Independent monitors hired by the National Oceanic and Atmospheric Administration to track catch limits and document endangered species interactions on U.S. fishing vessels are finding themselves in increasingly dangerous waters.

On Thursday, two nonprofits seeking to bolster protections for fisheries observers released statistics showing that the number of reported incidents of intimidation, harassment and assault on these workers more than doubled from 35 in 2013 to 84 in 2015.

The Association for Professional Observers and Public Employees for Environmental Responsibility also said that NOAA officials have done little to respond to the uptick in harassment.

A fisheries observer measures a swordfish caught on a longline vessel working out of Hawaii.

A fisheries observer measures a swordfish caught on a longline vessel working out of Hawaii.

Dissonante Media

In 2015, NOAA data showed that no enforcement action was taken despite a record number of assaults, and that more than half the cases remained open even though many months had passed since the incidents had been reported.

“For Fisheries Observer, NOAA means ‘No Assistance Available’ because they can expect no support if they are attacked or prevented from doing their jobs,” PEER Executive Director Jeff Ruch said in a press release. “NOAA views the fleets as its constituents and these independent monitors as necessary inconveniences.”

About 700 observers monitor fleets in 47 fisheries in U.S. waters, with about 60 of them assigned to NOAA’s Pacific Islands Regional Office to oversee longline tuna and swordfish vessels in Hawaii and American Samoa.

Their job is to document how many fish come aboard a vessel, and note any instance in which a protected species, such as a seal, sea turtle or dolphin, is killed.

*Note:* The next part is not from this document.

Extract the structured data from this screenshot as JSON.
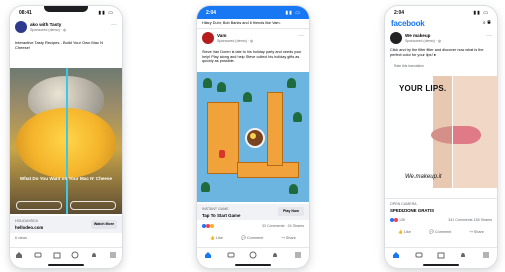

This data is then used to help agencies, such as NOAA and the Western Pacific Regional Fishery Management Council, manage fish populations.

The number of reported cases of intimidation, harassment and assault on fisheries observers has increased dramatically over the past several years.

The number of reported cases of intimidation, harassment and assault on fisheries observers has increased dramatically over the past several years.

Public Employees for Environmental Responsibility

Observers are also on board to make sure fishermen follow all the rules, such as checking what type of bait is used and making sure that hazardous waste doesn’t spill into the ocean. While observers are not law enforcement officials, what they see and what they report can lead to hefty fines and lower profits for fishermen.

As a result, observers are often looked at as tattle-tales by the very fishermen they’re asked to share cramped quarters with on the high seas for days, weeks and even months at a time. This can lead to tension between observers, captains and their crew.

Last year, the mysterious disappearance of American fisheries observer Keith Davis made national headlines when a Chinese vessel he was on reported him missing in international waters 500 miles off the coast of Peru. Many of his relatives and friends suspected he was the victim of foul play.

Keith Davis disappeared under suspicious circumstances in September while working as a fisheries observer aboard a Chinese vessel.

Keith Davis disappeared under suspicious circumstances in September while working as a fisheries observer aboard a Chinese vessel off the coast of Peru.

Submitted photo

Davis, who had ties to Hawaii, worked as an observer for MRAG Americas and was well-known for his adherence to safety protocols. He was also a member of the Association for Professional Observers, where he helped develop an international bill of rights to protect observers.

The association now advocates for more safety measures for those in the profession, including outfitting observers with panic buttons and their own satellite phones so that they can contact officials should they get into trouble.

The association and PEER have long pushed for more accountability and oversight of the observer program to cut down on harassment, assaults and retaliation. But the nonprofits have criticized NOAA’s response, saying that any attempts at reform have been “half-baked.”

Elizabeth Mitchell, president of the Association for Professional Observers, was critical of a recent NOAA initiative to replace human monitors on fishing vessels with cameras and other technology.

“Three observers have been murdered in recent years, including my colleague, Keith Davis,” Mitchell said in Thursday’s press release. “Rather than enforcing observer protections, NOAA has joined with the fishing industry in a push to replace observers with cameras despite the absence of any reliability or accountability controls.”

UPDATE

NOAA responded Friday to the concerns raised by PEER and the Association for Professional Observers in a statement highlighting that the safety of at-sea monitors is a priority for the agency, and that any concerns should be addressed directly to the NOAA Office of Law Enforcement for investigation.

“We take seriously every report of violence, threats, or harassment against professional observers and we evaluate all complaints received.” said James Landon, who is director of the NOAA Office of Law Enforcement.

NOAA added that its ability to complete investigations in a timely manner is contingent on the evidence provided by observers and other witnesses.